Lone Oakhill defendant, Martin Yavorcik, committed to trial
oakhill case
CLEVELAND
Martin Yavorcik, the lone Oakhill Renaissance Place criminal-corruption case defendant not to plead guilty, said he is committed to going to trial and defend himself against 11 felony counts.
“I’m planning on going forward with the hearing and trial,” he said. Yavorcik has a pretrial hearing Thursday with his trial scheduled to start Monday.
Meanwhile, Judge Janet R. Burnside of Cuyahoga County Common Pleas Court, overseeing his trial, rejected motions filed by Yavorcik to dismiss the charges and suppress testimony.
Yavorcik, a failed 2008 independent Mahoning County prosecutor candidate, wanted the judge to not allow secretly recorded conversations made by Harry Strabala, a Youngstown political consultant, of the defendant and others for the FBI to be used as evidence. The judge rejected that request, writing that the deadline to submit motions such as that was in March 2015.
“There is no apparent explanation for [Yavorcik] waiting until [Feb. 15] to file the motion for such testimony,” Judge Burnside wrote in a journal entry. “The motion is not based on recently discovered evidence.”
Even if the motion was filed timely, the judge wrote it “must be denied on its merits.”
In a motion, Yavorcik, an attorney defending himself, wrote that Strabala illegally wiretapped him.
Judge Burnside responded: “There is no evidence of use of any wiretap. To the contrary, according to both defendant’s motion and the state’s brief, an informant merely recorded his conversations with defendant without the defendant’s awareness. No legal issue is raised by that activity.”
Yavorcik also requested to read transcripts of portions of grand jury testimony. The judge wrote that the motion is denied “at this time,” and repeated that Yavorcik filed this motion about a year too late. She added that Yavorcik hasn’t shown a need for an inspection of the testimony.
Yavorcik has contended that he had immunity when he provided information to the FBI and a special prosecutor in the first Oakhill case in three interviews in 2010 and 2011 and it’s being used against him violating the agreement he had, and the case should be dismissed.
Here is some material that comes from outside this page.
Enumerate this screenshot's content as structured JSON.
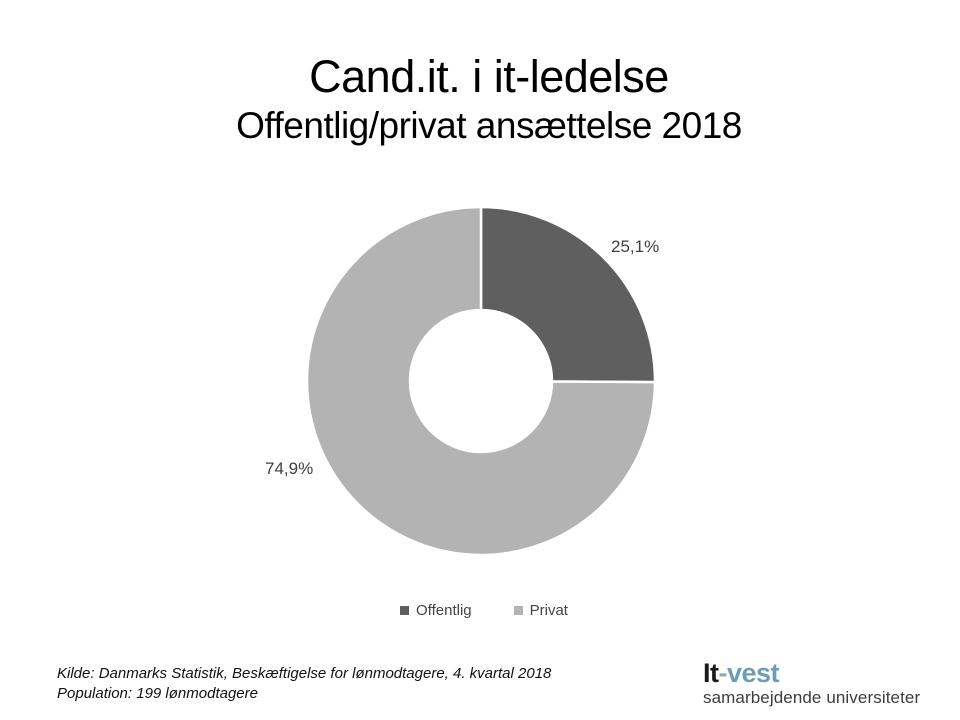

The judge wrote that Yavorcik will have an opportunity to address the immunity issue at a Thursday pretrial hearing.
Yavorcik’s case is to start Monday.
Yavorcik objected to prosecutors playing portions of eight of the secretly recorded tapes during their opening statements. The judge ruled that she wouldn’t permit any recordings to be played or their transcripts to be read to the jury during opening statements.
Yavorcik faces 11 felonies – one count of engaging in a pattern of corrupt activity, one count of conspiracy, three counts of bribery, four counts of money laundering, and two counts of tampering with records.
“The prosecutors are pleased with the judge’s rulings,” said Dan Tierney, spokesman for the Ohio Attorney General’s Office, which is prosecuting the case with the Cuyahoga County Prosecutor’s Office.
Yavorcik said the judge’s ruling were “a mixed bag. It’s nothing shocking.”
Prosecutors contend Yavorcik ran for county prosecutor in 2008 and if he won, he would call off an investigation into alleged illegal efforts to stop the relocation of a county agency from a plaza owned by a Cafaro Co. subsidiary to Oakhill Renaissance Place, the former Forum Health Southside Medical Center owned by the county. He lost that race by 38 percentage points.
On Feb. 26, his two codefendants – Youngstown Mayor John A. McNally and ex-Mahoning County Auditor Michael V. Sciortino, both Democrats – pleaded guilty to reduced charges and agreed to cooperate with prosecutors.
McNally pleaded guilty to four misdemeanors. He had faced 18 felonies and seven misdemeanors. Sciortino pleaded guilty to one felony and two misdemeanors. He faced 11 felonies and six misdemeanors. The two will be sentenced March 28.
As part of his agreement, Sciortino will plead guilty to one felony and one misdemeanor in Mahoning County Common Pleas Court. He faced 25 felonies. He’ll be sentenced March 31.